Nova Scotia community services minister Joanne Bernard is joining female politicians speaking out against verbal abuse. And the province is taking it one step further by tabling new anti-cyberbullying legislation next year.
Female politicians across the country are standing in unison against a kind of bullying that attacks the core of who they are.
When Bernard first entered politics three years ago she was shocked to receive death threats, homophobic slurs and body shaming comments. Now, nothing surprises her.
“You get to a point where it becomes part of your norm,” she said Monday.
It may have lost its shock value, but that doesn’t mean she deserves to see these comments regularly. That’s why she, along with other prominent female politicians, are opening up about their own struggles with bullying.
Sandra Jensen, MLA for Calgary-North West, got the conversation started when she stood in the legislature last month to read some of the cyber abuse she has been subjected to.
Alberta Premier Rachel Notley opened up about being threatened and harassed online since taking office in May 2015.
And just last week, Newfoundland and Labrador finance minister Cathy Bennett said she has faced body shaming, death threats and even suggestions that she kill herself.
“I think when we speak, we are authentic in our experiences and very supportive of each other,” said Bernard.
She isn’t the only Nova Scotia MLA sharing her experiences of abuse.
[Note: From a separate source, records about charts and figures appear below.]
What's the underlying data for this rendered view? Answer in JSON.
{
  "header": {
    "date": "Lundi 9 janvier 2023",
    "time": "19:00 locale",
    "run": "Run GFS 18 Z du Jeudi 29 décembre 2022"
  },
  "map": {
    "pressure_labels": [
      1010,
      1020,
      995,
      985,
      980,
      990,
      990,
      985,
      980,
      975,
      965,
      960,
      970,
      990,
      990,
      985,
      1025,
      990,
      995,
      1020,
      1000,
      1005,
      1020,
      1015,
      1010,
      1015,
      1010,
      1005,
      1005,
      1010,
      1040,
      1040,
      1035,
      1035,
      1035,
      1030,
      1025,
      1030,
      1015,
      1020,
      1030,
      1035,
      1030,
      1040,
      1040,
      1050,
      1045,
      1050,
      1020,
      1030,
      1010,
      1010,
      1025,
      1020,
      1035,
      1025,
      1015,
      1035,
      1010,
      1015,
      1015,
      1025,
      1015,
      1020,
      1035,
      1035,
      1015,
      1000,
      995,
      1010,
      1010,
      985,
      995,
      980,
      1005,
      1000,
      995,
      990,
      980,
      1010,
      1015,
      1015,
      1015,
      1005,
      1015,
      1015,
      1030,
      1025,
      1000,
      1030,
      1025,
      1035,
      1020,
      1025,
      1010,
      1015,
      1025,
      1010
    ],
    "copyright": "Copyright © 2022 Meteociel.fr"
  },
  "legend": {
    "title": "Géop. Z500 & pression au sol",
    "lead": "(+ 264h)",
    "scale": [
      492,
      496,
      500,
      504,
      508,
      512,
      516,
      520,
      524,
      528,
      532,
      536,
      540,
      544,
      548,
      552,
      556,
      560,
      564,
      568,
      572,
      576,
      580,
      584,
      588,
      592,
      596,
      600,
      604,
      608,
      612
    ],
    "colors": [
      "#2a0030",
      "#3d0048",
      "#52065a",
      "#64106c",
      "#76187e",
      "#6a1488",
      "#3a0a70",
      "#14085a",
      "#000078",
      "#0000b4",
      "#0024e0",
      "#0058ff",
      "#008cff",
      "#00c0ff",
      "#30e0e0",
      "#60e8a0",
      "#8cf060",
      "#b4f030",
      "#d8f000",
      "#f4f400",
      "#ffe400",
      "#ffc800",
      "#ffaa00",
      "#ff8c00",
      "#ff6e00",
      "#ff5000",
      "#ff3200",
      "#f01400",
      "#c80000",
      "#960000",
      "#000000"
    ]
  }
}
Karla MacFarlane, Tory MLA for Pictou West, and Lenore Zann, NDP MLA for Truro-Bible Hill-Millbrook-Salmon River, have also taken a stand.
“For women in this province the political becomes very personal, very quickly,” said Bernard, also the minister for the Advisory Council on the Status of Women.
“And for some reason, female politicians are subject to more comments about their appearance . . . it just seems to be more apparent, and certainly more vicious, when it comes to female politicians.”
She said mysogyny is prevalent and female politicians are viewed as stealing a role that once belonged to white males. For example in the 2016 U.S. election, presidential candidate Hillary Clinton was subjected to insults from voters and politicians, the most talked-about coming from opponent Donald Trump, who called her “such a nasty woman” in a debate. Women around the world have taken those words, meant as an insult, and turned them into a rallying cry for equal rights.
And insults like these aren’t necessarily hurled because a woman makes a policy decision that residents don’t like. About a month ago, Bernard said, she was at a new restaurant in Dartmouth North, where she was invited to promote the business. Her promotion was instantly followed by a litany of fat-shaming comments on Twitter.
“That’s not a policy decision. That’s celebrating the success of a new business in my riding. That’s how personal it gets,” she said.
These comments are not just reserved for politicians.
“Women in any leadership role often find themselves subjected to ridicule and insults and demeaning comments about their abilities linked to their gender,” she said.
The most popular way to hurl these comments is from behind a computer screen.
A new report from Statistics Canada, published Monday, says almost one in five young Canadians have been a victim of cyberbullying or cyberstalking. That equals about 1.1 million people ranging from 15-29 years old.
Nova Scotia’s anti-cyberbullying law was ruled unconstitutional and struck down earlier this year. But it’s now being redeveloped by justice minister Diana Whalen.
Bernard said that new legislation will be tabled in the new year. But in the meantime, she hopes that more women start speaking out about their experiences.